Hi gail, my heart goes out to you, dont frett, hunni, has you will see from reading other posts on this forum, that we all have simular stories, im not 100% diagnosed yet, all my test come back showing nothing, but like you i lost weight, nearly three stone, so like you im very worried, i get real , down hearted when they find nothing, has like you im in constant pain, and continually have the runs, i have an MRI scan booked for the 24th so hopefully that will give me some answers, i also have a bloated stomach, and every time i eat my tummy goes like im pregnant, the pain goes worse, and then hey presto the runs, i went to my inlaws on saturday for a 3 course meal, (and they cook every thing i can normally eat, there very good ) but after every course i spent 20 or so mins on the loo, As my in laws know and are very understanding they totally expect this to be normal, lol normal, thats a thing i dont think ill ever be again, And also gail, i was put on anti depressants last week, because ive finally cracked under the strain of not knowing my diagnosis. so gail your story is so like mine, and i know you feelin down and depressed, but the truth is youve helped me alot today, has i now know that im not alone, hope you can get some comfort out of knowing even though your poorly some good has come out of it, i know that wont make you feel or get better, but surely its a start, Thank you gail for your post keep us updated on your journey, i for one would love to keep in touch with you.

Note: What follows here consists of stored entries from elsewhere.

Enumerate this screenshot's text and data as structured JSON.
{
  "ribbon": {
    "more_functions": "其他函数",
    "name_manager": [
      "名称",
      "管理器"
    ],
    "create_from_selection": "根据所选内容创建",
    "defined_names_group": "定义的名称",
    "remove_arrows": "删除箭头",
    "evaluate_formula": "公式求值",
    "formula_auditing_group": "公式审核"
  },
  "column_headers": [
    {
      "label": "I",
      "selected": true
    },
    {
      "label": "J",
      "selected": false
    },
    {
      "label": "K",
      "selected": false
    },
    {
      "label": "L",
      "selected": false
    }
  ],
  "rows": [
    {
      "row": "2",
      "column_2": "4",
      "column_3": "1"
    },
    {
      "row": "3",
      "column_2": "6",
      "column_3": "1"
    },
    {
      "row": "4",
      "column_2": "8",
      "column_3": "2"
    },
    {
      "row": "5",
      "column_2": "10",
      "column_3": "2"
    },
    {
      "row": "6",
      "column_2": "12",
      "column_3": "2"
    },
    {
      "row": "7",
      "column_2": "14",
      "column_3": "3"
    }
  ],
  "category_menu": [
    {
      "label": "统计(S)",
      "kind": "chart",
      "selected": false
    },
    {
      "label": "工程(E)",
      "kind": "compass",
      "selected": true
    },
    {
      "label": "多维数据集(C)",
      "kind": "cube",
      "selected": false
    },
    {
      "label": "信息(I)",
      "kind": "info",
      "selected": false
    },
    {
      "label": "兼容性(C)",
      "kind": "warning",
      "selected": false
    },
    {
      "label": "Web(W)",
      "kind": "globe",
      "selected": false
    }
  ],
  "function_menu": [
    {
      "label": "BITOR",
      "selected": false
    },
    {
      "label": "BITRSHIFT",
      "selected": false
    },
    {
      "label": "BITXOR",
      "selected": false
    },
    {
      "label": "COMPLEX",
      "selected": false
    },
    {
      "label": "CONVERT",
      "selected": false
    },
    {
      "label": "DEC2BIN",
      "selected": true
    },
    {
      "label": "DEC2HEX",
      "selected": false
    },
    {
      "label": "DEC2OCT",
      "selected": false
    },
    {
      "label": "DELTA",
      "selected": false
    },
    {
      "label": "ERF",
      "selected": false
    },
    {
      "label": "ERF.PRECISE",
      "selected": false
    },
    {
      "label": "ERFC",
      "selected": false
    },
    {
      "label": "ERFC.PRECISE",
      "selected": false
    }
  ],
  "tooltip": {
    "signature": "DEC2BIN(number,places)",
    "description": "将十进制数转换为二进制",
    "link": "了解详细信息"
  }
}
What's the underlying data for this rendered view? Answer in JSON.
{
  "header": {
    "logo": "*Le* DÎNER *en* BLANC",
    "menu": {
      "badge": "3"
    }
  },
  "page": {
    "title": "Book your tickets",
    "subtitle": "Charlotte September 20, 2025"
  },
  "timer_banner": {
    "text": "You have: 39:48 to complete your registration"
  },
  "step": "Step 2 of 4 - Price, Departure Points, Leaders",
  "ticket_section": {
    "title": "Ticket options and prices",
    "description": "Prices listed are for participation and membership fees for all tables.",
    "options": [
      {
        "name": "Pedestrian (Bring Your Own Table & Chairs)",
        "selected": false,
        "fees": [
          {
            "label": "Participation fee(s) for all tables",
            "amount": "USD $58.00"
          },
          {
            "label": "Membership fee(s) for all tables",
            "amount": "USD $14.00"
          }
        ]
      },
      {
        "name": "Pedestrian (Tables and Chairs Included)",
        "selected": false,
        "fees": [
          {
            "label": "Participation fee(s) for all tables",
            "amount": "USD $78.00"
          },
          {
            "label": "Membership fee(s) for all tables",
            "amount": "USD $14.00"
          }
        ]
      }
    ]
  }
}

Welcome Gail and try not to fret about Crohn's. Now you're diagnosed there are a lot more things that can be done for you. Although you'll hear a lot of us moaning about this drug or that drug not working or some side-effect or other, most people with Crohn's are able to be put into remission for years by one treatment or another. You should expect to have most or all of your symptoms under control soon. Then things should return to some sort of normality for you.
It's a scary time when you're first diagnosed as they've basically told you this is an illness that you'll probably have for life (barring a real medical breakthrough) but it is also good news as they will now be using the correct treatment for you rather then stabbing around in the dark! We all know the worders of Prednisalone but as you say it is really just a kind of "reset button" so that they can start trying the regular Crohn's treatments on you. The fact that the Pred is working is a good sign and hopefully whatever they put you on first will do the trick! Whatever happens, we're here for you so welcome to our little community.
Hi Sue, Thanks for your lovely message of support. Yes, it's better to feel you're not alone with this. When things go on so long without any hard evidence from tests you think you're going mad! At times, I actually believed that perhaps the doctors were right, that I had had a nervous breakdown which was affecting my guts. I'm so mad that I let myself believe this at times because it also made my family doubt my sanity too. This made me feel very lonely because you can't take the symptoms and give them to another person so they can understand how bad it is. I'm 44 and have always been small so losing two stone made me look skeletal - and still it seemed that people were thinking it must be related to stress and anxiety. I had to consciously make myself keep in my tears and distress at times so that people would take me seriously but of course, then they think things are better! So I understand what you're going through. It's dreadful being physically ill and without a diagnosis. I really want to encourage you to ask about the capsule endoscopy. That's the test where you swallow a small camera in a pill. It goes all the way through your small intestine recording images and misses nothing. I think it's expensive so they will probably only want do it after all other tests have been done. But you have suffered enough and I think you should push them for this now if you can. I wish they'd done it earlier and I might be in a different place right now. I hope the MRI sheds some light on things. IN the meantime, I've found giving up my (much loved) white wine, coffee and anything fibre-rich has helped a lot. I think I might also investigate the use of elemental liquid diets to help with bad spells. Good luck with it Sue and keep on at them. You know when your body is not right. The antidepressants have helped me a little but don't let them think your problems are psychological!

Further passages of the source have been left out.